If you knew what exactly goes into the games drag calculations, you could determine your speed at any point in time by using basic differential calculus. You would need to know the rate of change in pressure, rate of change of mass, due to expended fuel . Both of these rates of change would be with respect to time. It would basically boil down to the most fundamental of physics equations:

F = m*a

In this event, F = Fr – Fd

Where Fr = force produced from the rocket engine (constant)

Fd = force created from drag (not a constant, function of the change in pressure).

m (mass) is also not a constant, it’s changing with time, as mentioned above. As acceleration is the second derivative of position with respect with time, you could rewrite the equation to look something like this:

Fr – d(Fd)/dt = [d(m)/dt]*a

Not by any means a simple calculation for an atmospheric world.

For a non atmospheric world it’s not as bad, I will demonstrate:

d(Fd)/dt goes to zero (which is by far the hardest to figure out), and I’ll rearrange the equation to this:

a = Fr/[d(m)/dt]

d(m)/dt again is mass changing with time, which when written as a function of time, could be represented as m0 - k*t, where k is a constant (0.1 ton/sec as an arbritrary example) and m0 is your original mass. So we have this:

a = Fr/(m0 - k*t)

Thanks to the handy dandy kinematic equations you learn is high school physics class, you don’t have to do any actual calculus here (don’t know if you know it or not… I might have already gone over your head). You may recognize this equation:

x = vi*t + 0.5*a*t^2

where x is your displacement (ie position or altitude)
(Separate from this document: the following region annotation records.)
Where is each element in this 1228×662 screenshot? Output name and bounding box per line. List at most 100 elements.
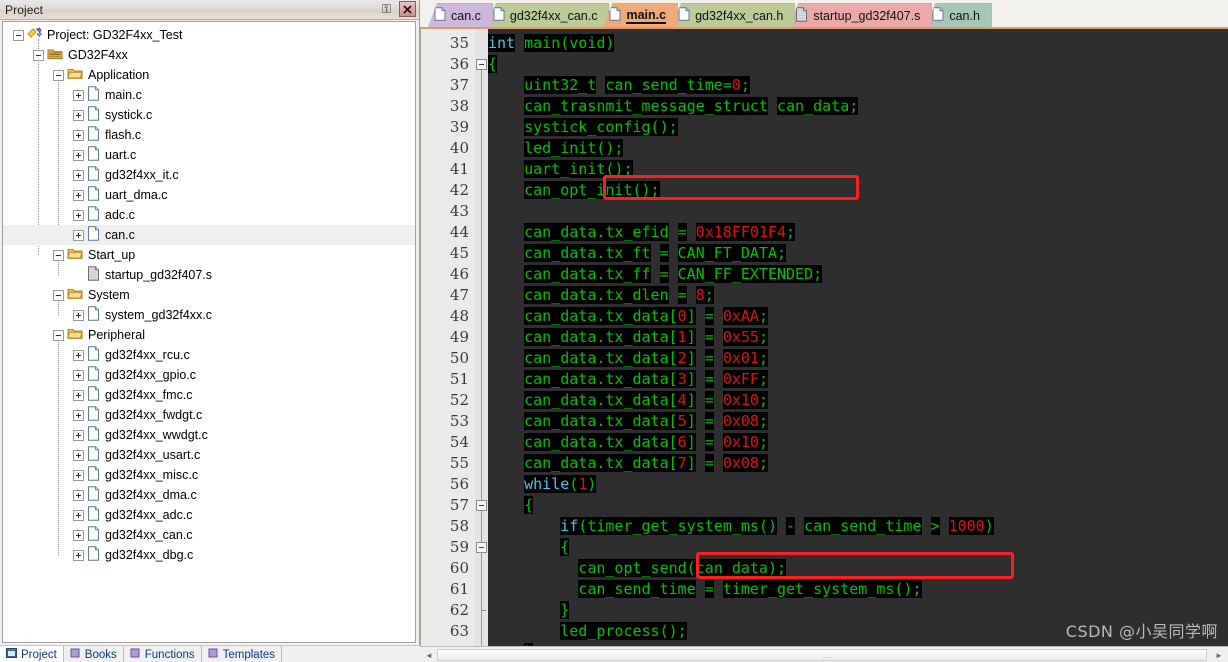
tree-item-group[interactable]: Project: GD32F4xx_Test <box>3 25 415 45</box>
project-tree-container[interactable]: Project: GD32F4xx_Test GD32F4xx Applicatio… <box>2 21 416 643</box>
scrollbar-thumb[interactable]: ⋯ <box>437 649 1207 662</box>
project-panel-tab[interactable]: Project <box>0 646 64 662</box>
tree-item-file[interactable]: gd32f4xx_fwdgt.c <box>3 405 415 425</box>
code-line[interactable]: can_data.tx_data[5] = 0x08; <box>488 411 768 432</box>
tree-item-file[interactable]: gd32f4xx_misc.c <box>3 465 415 485</box>
code-line[interactable]: can_data.tx_efid = 0x18FF01F4; <box>488 222 796 243</box>
code-line[interactable]: can_trasnmit_message_struct can_data; <box>488 96 859 117</box>
code-line[interactable]: can_send_time = timer_get_system_ms(); <box>488 579 922 600</box>
expand-icon[interactable] <box>73 529 84 541</box>
expand-icon[interactable] <box>73 189 84 201</box>
collapse-icon[interactable] <box>33 49 44 61</box>
code-line[interactable]: while(1) <box>488 474 597 495</box>
tree-item-file[interactable]: gd32f4xx_wwdgt.c <box>3 425 415 445</box>
code-line[interactable]: int main(void) <box>488 33 615 54</box>
scroll-right-arrow[interactable]: ► <box>1212 649 1226 661</box>
expand-icon[interactable] <box>73 209 84 221</box>
editor-tab[interactable]: can.c <box>428 3 493 27</box>
code-line[interactable]: systick_config(); <box>488 117 678 138</box>
close-icon[interactable] <box>399 1 416 17</box>
tree-item-file[interactable]: main.c <box>3 85 415 105</box>
editor-tab[interactable]: main.c <box>603 3 679 27</box>
code-line[interactable]: can_opt_send(can_data); <box>488 558 787 579</box>
expand-icon[interactable] <box>73 509 84 521</box>
code-line[interactable]: can_data.tx_ft = CAN_FT_DATA; <box>488 243 787 264</box>
code-line[interactable]: can_opt_init(); <box>488 180 660 201</box>
tree-item-file[interactable]: gd32f4xx_dbg.c <box>3 545 415 565</box>
code-line[interactable]: } <box>488 600 570 621</box>
collapse-icon[interactable] <box>53 69 64 81</box>
expand-icon[interactable] <box>73 469 84 481</box>
tree-item-group[interactable]: Application <box>3 65 415 85</box>
tree-item-file[interactable]: gd32f4xx_dma.c <box>3 485 415 505</box>
tree-item-file[interactable]: startup_gd32f407.s <box>3 265 415 285</box>
code-line[interactable]: can_data.tx_dlen = 8; <box>488 285 714 306</box>
editor-tab[interactable]: startup_gd32f407.s <box>789 3 933 27</box>
pin-icon[interactable]: ⚿ <box>379 1 394 17</box>
tree-item-group[interactable]: System <box>3 285 415 305</box>
code-line[interactable]: can_data.tx_data[2] = 0x01; <box>488 348 768 369</box>
code-editor[interactable]: 35 36 37 38 39 40 41 42 43 44 45 46 47 48 49 50 51 52 53 54… <box>420 27 1228 646</box>
project-panel-tab[interactable]: Templates <box>202 646 283 662</box>
fold-collapse-icon[interactable] <box>476 59 487 70</box>
scroll-left-arrow[interactable]: ◄ <box>422 649 436 661</box>
expand-icon[interactable] <box>73 369 84 381</box>
tree-item-group[interactable]: Start_up <box>3 245 415 265</box>
code-line[interactable]: can_data.tx_data[3] = 0xFF; <box>488 369 768 390</box>
tree-item-file[interactable]: can.c <box>3 225 415 245</box>
code-line[interactable]: can_data.tx_ff = CAN_FF_EXTENDED; <box>488 264 823 285</box>
code-folding-margin[interactable] <box>475 29 488 646</box>
code-line[interactable]: if(timer_get_system_ms() - can_send_time… <box>488 516 994 537</box>
expand-icon[interactable] <box>73 389 84 401</box>
expand-icon[interactable] <box>73 409 84 421</box>
fold-collapse-icon[interactable] <box>476 500 487 511</box>
code-line[interactable]: can_data.tx_data[4] = 0x10; <box>488 390 768 411</box>
horizontal-scrollbar[interactable]: ◄ ⋯ ► <box>420 646 1228 662</box>
tree-item-file[interactable]: gd32f4xx_fmc.c <box>3 385 415 405</box>
code-line[interactable]: can_data.tx_data[7] = 0x08; <box>488 453 768 474</box>
collapse-icon[interactable] <box>53 249 64 261</box>
code-line[interactable]: led_process(); <box>488 621 687 642</box>
collapse-icon[interactable] <box>53 329 64 341</box>
collapse-icon[interactable] <box>13 29 24 41</box>
expand-icon[interactable] <box>73 449 84 461</box>
tree-item-file[interactable]: gd32f4xx_usart.c <box>3 445 415 465</box>
project-panel-tab[interactable]: Functions <box>124 646 202 662</box>
code-line[interactable]: can_data.tx_data[6] = 0x10; <box>488 432 768 453</box>
tree-item-file[interactable]: gd32f4xx_it.c <box>3 165 415 185</box>
tree-item-file[interactable]: system_gd32f4xx.c <box>3 305 415 325</box>
code-line[interactable]: can_data.tx_data[0] = 0xAA; <box>488 306 768 327</box>
expand-icon[interactable] <box>73 149 84 161</box>
tree-item-file[interactable]: gd32f4xx_can.c <box>3 525 415 545</box>
expand-icon[interactable] <box>73 549 84 561</box>
project-panel-tab[interactable]: Books <box>64 646 124 662</box>
expand-icon[interactable] <box>73 169 84 181</box>
fold-collapse-icon[interactable] <box>476 542 487 553</box>
code-text-pane[interactable]: int main(void){ uint32_t can_send_time=0… <box>488 29 1228 646</box>
code-line[interactable]: { <box>488 537 570 558</box>
tree-item-file[interactable]: uart_dma.c <box>3 185 415 205</box>
collapse-icon[interactable] <box>53 289 64 301</box>
code-line[interactable]: uint32_t can_send_time=0; <box>488 75 750 96</box>
expand-icon[interactable] <box>73 89 84 101</box>
code-line[interactable]: uart_init(); <box>488 159 633 180</box>
code-line[interactable]: { <box>488 495 534 516</box>
editor-tab[interactable]: gd32f4xx_can.c <box>486 3 610 27</box>
tree-item-file[interactable]: flash.c <box>3 125 415 145</box>
tree-item-file[interactable]: gd32f4xx_rcu.c <box>3 345 415 365</box>
expand-icon[interactable] <box>73 229 84 241</box>
tree-item-file[interactable]: uart.c <box>3 145 415 165</box>
expand-icon[interactable] <box>73 129 84 141</box>
tree-item-file[interactable]: gd32f4xx_gpio.c <box>3 365 415 385</box>
expand-icon[interactable] <box>73 309 84 321</box>
expand-icon[interactable] <box>73 349 84 361</box>
expand-icon[interactable] <box>73 429 84 441</box>
code-line[interactable]: { <box>488 54 498 75</box>
tree-item-file[interactable]: gd32f4xx_adc.c <box>3 505 415 525</box>
tree-item-group[interactable]: GD32F4xx <box>3 45 415 65</box>
tree-item-file[interactable]: systick.c <box>3 105 415 125</box>
code-line[interactable]: can_data.tx_data[1] = 0x55; <box>488 327 768 348</box>
expand-icon[interactable] <box>73 489 84 501</box>
code-line[interactable]: led_init(); <box>488 138 624 159</box>
editor-tab[interactable]: gd32f4xx_can.h <box>672 3 796 27</box>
Since vi (initial velocity) is zero, we can rewrite this as

a = 2*x/t^2

So we have

2*x/t^2 = Fr/(m0 - k*t)

Rewritten as:

x = Fr*t^2 / [2*(m0 – kt)]

And there you have it, an equation to represent your position with respect to time. Let’s plug in some numbers to try it out. Let’s assume your engine puts out Fr = 100,000N of force, and your change in mass rate is k = 100 kg/sec and your starting mass was 100,000 kg. At t = 10s you would be 202.02m off the ground. At t = 60s you’re 7659.57m off the ground, and so on.

Hopefully I’ve done the math right, if anyone sees an error please point it out.
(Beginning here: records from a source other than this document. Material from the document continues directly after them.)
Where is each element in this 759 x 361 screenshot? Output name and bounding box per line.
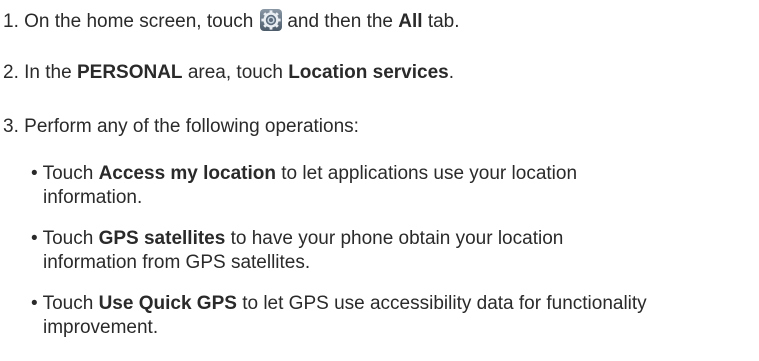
bullet-text-continued: improvement. — [43, 317, 159, 338]
bullet-item: • Touch Use Quick GPS to let GPS use acc… — [31, 292, 751, 340]
step-text: and then the — [287, 11, 393, 32]
bullet-text-continued: information. — [43, 187, 143, 208]
bullet-text: to let applications use your location — [281, 163, 578, 184]
bullet-text: Touch — [42, 228, 94, 249]
bullet-text: Touch — [42, 293, 94, 314]
step-3: 3. Perform any of the following operatio… — [3, 116, 359, 138]
step-number: 2. — [3, 62, 19, 83]
step-text: . — [448, 62, 454, 83]
area-name-personal: PERSONAL — [76, 62, 183, 83]
option-name: Access my location — [98, 163, 276, 184]
step-number: 1. — [3, 11, 19, 32]
tab-name-all: All — [398, 11, 423, 32]
step-text: On the home screen, touch — [24, 11, 254, 32]
step-text: area, touch — [187, 62, 283, 83]
bullet-item: • Touch GPS satellites to have your phon… — [31, 227, 751, 275]
bullet-text: Touch — [42, 163, 94, 184]
menu-name-location-services: Location services — [288, 62, 449, 83]
step-text: In the — [24, 62, 72, 83]
step-1: 1. On the home screen, touch and then th… — [3, 8, 460, 33]
step-number: 3. — [3, 116, 19, 137]
step-text: Perform any of the following operations: — [24, 116, 359, 137]
step-2: 2. In the PERSONAL area, touch Location … — [3, 62, 454, 84]
settings-gear-icon — [259, 8, 283, 32]
instruction-document: 1. On the home screen, touch and then th… — [0, 0, 759, 361]
step-text: tab. — [427, 11, 460, 32]
bullet-marker: • — [31, 228, 38, 249]
bullet-text-continued: information from GPS satellites. — [43, 252, 311, 273]
bullet-text: to have your phone obtain your location — [230, 228, 564, 249]
bullet-marker: • — [31, 293, 38, 314]
bullet-text: to let GPS use accessibility data for fu… — [242, 293, 647, 314]
bullet-item: • Touch Access my location to let applic… — [31, 162, 751, 210]
option-name: Use Quick GPS — [98, 293, 237, 314]
bullet-marker: • — [31, 163, 38, 184]
option-name: GPS satellites — [98, 228, 226, 249]
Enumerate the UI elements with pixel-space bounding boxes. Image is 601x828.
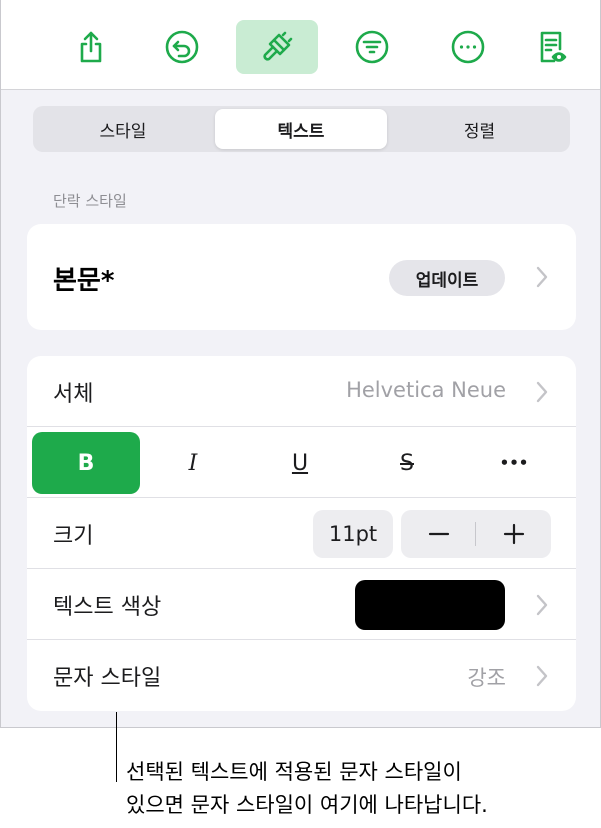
paragraph-style-name: 본문*	[53, 266, 115, 296]
chevron-right-icon	[535, 664, 549, 688]
character-style-value: 강조	[467, 666, 506, 690]
reader-view-button[interactable]	[511, 20, 593, 74]
minus-icon	[428, 532, 449, 536]
font-size-stepper	[401, 510, 551, 558]
plus-icon	[503, 523, 524, 545]
text-format-card: 서체 Helvetica Neue B I U S ••• 크기 11pt 텍스…	[27, 356, 576, 711]
underline-button[interactable]: U	[246, 432, 354, 494]
font-row[interactable]: 서체 Helvetica Neue	[27, 356, 576, 427]
paragraph-style-section-label: 단락 스타일	[53, 192, 127, 210]
segmented-control: 스타일 텍스트 정렬	[33, 106, 570, 152]
more-icon	[451, 30, 485, 64]
undo-icon	[165, 30, 199, 64]
italic-button[interactable]: I	[139, 432, 247, 494]
undo-button[interactable]	[141, 20, 223, 74]
more-button[interactable]	[427, 20, 509, 74]
character-style-row[interactable]: 문자 스타일 강조	[27, 640, 576, 711]
share-button[interactable]	[50, 20, 132, 74]
organize-button[interactable]	[331, 20, 413, 74]
chevron-right-icon	[535, 380, 549, 404]
strikethrough-button[interactable]: S	[353, 432, 461, 494]
tab-text[interactable]: 텍스트	[215, 109, 387, 149]
paragraph-style-row[interactable]: 본문* 업데이트	[27, 224, 576, 330]
callout-line-2: 있으면 문자 스타일이 여기에 나타납니다.	[126, 793, 488, 817]
callout-text: 선택된 텍스트에 적용된 문자 스타일이 있으면 문자 스타일이 여기에 나타납…	[126, 756, 488, 822]
font-value: Helvetica Neue	[346, 378, 506, 402]
text-color-swatch[interactable]	[355, 580, 505, 630]
chevron-right-icon	[535, 593, 549, 617]
callout-line	[116, 712, 117, 782]
toolbar	[1, 0, 600, 90]
more-text-options-button[interactable]: •••	[460, 432, 568, 494]
bold-button[interactable]: B	[32, 432, 140, 494]
update-button[interactable]: 업데이트	[389, 260, 505, 296]
character-style-label: 문자 스타일	[53, 666, 162, 691]
text-color-label: 텍스트 색상	[53, 595, 162, 620]
format-panel: 스타일 텍스트 정렬 단락 스타일 본문* 업데이트 서체 Helvetica …	[0, 0, 601, 728]
tab-arrange[interactable]: 정렬	[392, 109, 567, 149]
increase-size-button[interactable]	[476, 510, 551, 558]
callout-line-1: 선택된 텍스트에 적용된 문자 스타일이	[126, 760, 462, 784]
size-label: 크기	[53, 524, 94, 549]
text-style-row: B I U S •••	[27, 427, 576, 498]
format-brush-icon	[263, 31, 293, 61]
font-label: 서체	[53, 382, 94, 407]
decrease-size-button[interactable]	[401, 510, 476, 558]
reader-view-icon	[540, 31, 567, 63]
format-button[interactable]	[236, 20, 318, 74]
organize-icon	[355, 30, 389, 64]
tab-style[interactable]: 스타일	[36, 109, 210, 149]
share-icon	[80, 31, 102, 63]
font-size-value[interactable]: 11pt	[313, 510, 393, 558]
chevron-right-icon	[535, 265, 549, 289]
size-row: 크기 11pt	[27, 498, 576, 569]
text-color-row[interactable]: 텍스트 색상	[27, 569, 576, 640]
Edit: Yikes, well I already discovered one error in my work, I completely forgot to account for gravity, which is again another changing variable. So where I had written

F = Fr – Fd

It SHOULD be

F = Fr – Fd – Fg

Where Fg = G*M*m / (x + r)^2

G is a constant (6.67 x 10^-11 N*m^2/kg^2)
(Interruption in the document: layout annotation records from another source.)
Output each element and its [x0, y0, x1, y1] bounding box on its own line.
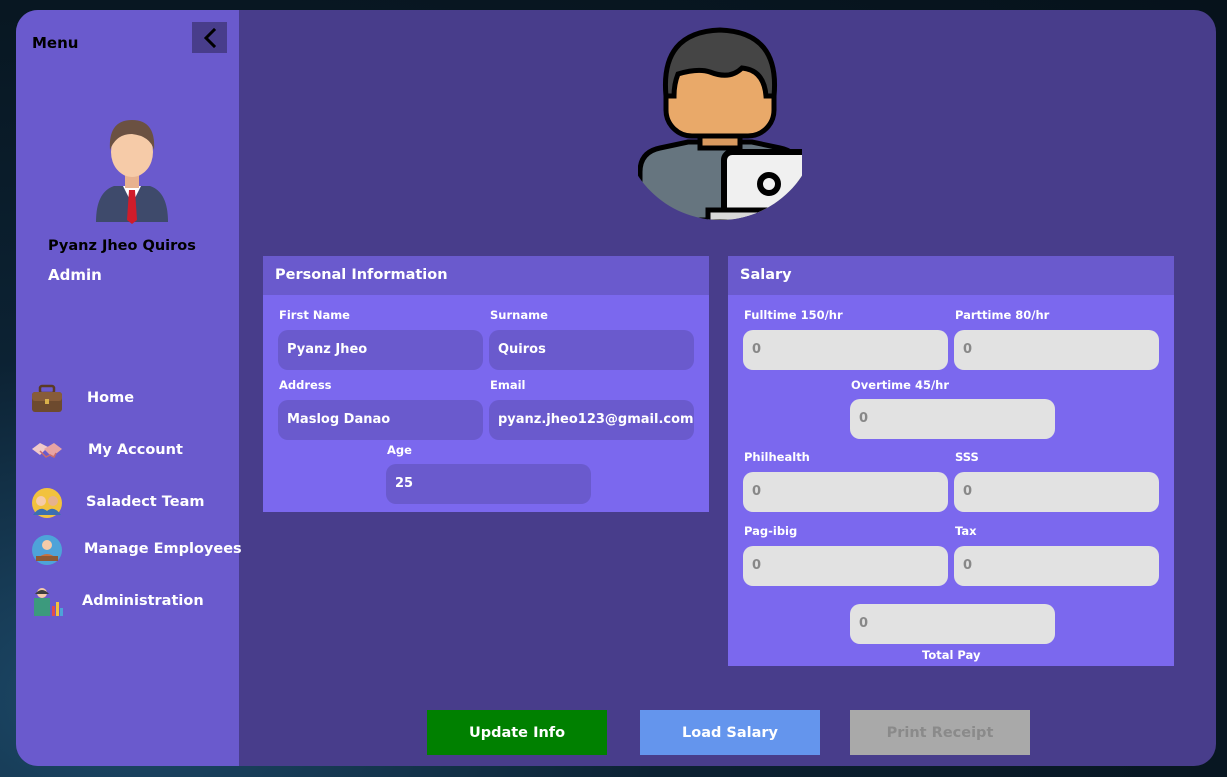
overtime-field[interactable]: 0	[850, 399, 1055, 439]
age-field[interactable]: 25	[386, 464, 591, 504]
panel-title: Salary	[728, 256, 1174, 295]
pagibig-label: Pag-ibig	[744, 524, 798, 538]
tax-field[interactable]: 0	[954, 546, 1159, 586]
menu-label: Menu	[32, 34, 79, 52]
philhealth-label: Philhealth	[744, 450, 810, 464]
user-name: Pyanz Jheo Quiros	[48, 238, 196, 254]
fulltime-field[interactable]: 0	[743, 330, 948, 370]
sidebar-item-label: Home	[87, 390, 135, 406]
surname-label: Surname	[490, 308, 548, 322]
sidebar-item-label: My Account	[88, 442, 183, 458]
address-field[interactable]: Maslog Danao	[278, 400, 483, 440]
address-label: Address	[279, 378, 332, 392]
email-label: Email	[490, 378, 526, 392]
overtime-label: Overtime 45/hr	[851, 378, 950, 392]
total-pay-field[interactable]: 0	[850, 604, 1055, 644]
sidebar: Menu Pyanz Jheo Quiros Admin Home My Acc…	[16, 10, 242, 766]
panel-title: Personal Information	[263, 256, 709, 295]
sidebar-item-label: Saladect Team	[86, 494, 205, 510]
sidebar-item-label: Administration	[82, 593, 204, 609]
sidebar-item-manage-employees[interactable]: Manage Employees	[30, 532, 242, 568]
surname-field[interactable]: Quiros	[489, 330, 694, 370]
parttime-field[interactable]: 0	[954, 330, 1159, 370]
update-info-button[interactable]: Update Info	[427, 710, 607, 755]
sidebar-item-administration[interactable]: Administration	[30, 584, 235, 620]
sidebar-item-home[interactable]: Home	[30, 381, 235, 417]
philhealth-field[interactable]: 0	[743, 472, 948, 512]
first-name-label: First Name	[279, 308, 350, 322]
sss-label: SSS	[955, 450, 979, 464]
personal-information-panel: Personal Information First Name Pyanz Jh…	[263, 256, 709, 512]
age-label: Age	[387, 443, 412, 457]
employees-icon	[32, 535, 62, 565]
load-salary-button[interactable]: Load Salary	[640, 710, 820, 755]
chevron-left-icon	[203, 27, 216, 48]
tax-label: Tax	[955, 524, 977, 538]
fulltime-label: Fulltime 150/hr	[744, 308, 843, 322]
parttime-label: Parttime 80/hr	[955, 308, 1050, 322]
user-role: Admin	[48, 266, 102, 284]
sidebar-item-label: Manage Employees	[84, 541, 242, 557]
print-receipt-button[interactable]: Print Receipt	[850, 710, 1030, 755]
pagibig-field[interactable]: 0	[743, 546, 948, 586]
email-field[interactable]: pyanz.jheo123@gmail.com	[489, 400, 694, 440]
collapse-menu-button[interactable]	[192, 22, 227, 53]
user-avatar-icon	[96, 120, 168, 224]
briefcase-icon	[32, 384, 62, 412]
total-pay-label: Total Pay	[922, 648, 981, 662]
app-window: Menu Pyanz Jheo Quiros Admin Home My Acc…	[16, 10, 1216, 766]
sidebar-item-saladect-team[interactable]: Saladect Team	[30, 485, 235, 521]
sidebar-item-my-account[interactable]: My Account	[30, 433, 235, 469]
handshake-icon	[32, 443, 62, 459]
sss-field[interactable]: 0	[954, 472, 1159, 512]
employee-laptop-icon	[638, 27, 802, 220]
administration-icon	[34, 588, 63, 616]
team-icon	[32, 488, 62, 518]
salary-panel: Salary Fulltime 150/hr 0 Parttime 80/hr …	[728, 256, 1174, 666]
first-name-field[interactable]: Pyanz Jheo	[278, 330, 483, 370]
M is the mass of the body you are on

r is the radius of the body you are on

x is your displacement above the bodies surface, which is what we were trying to calculate in the first place (or actually I see now you wanted velocity, not displacement, but the two are related).

So yeah, the math for this got quite messy quite quickly, and my head hurts.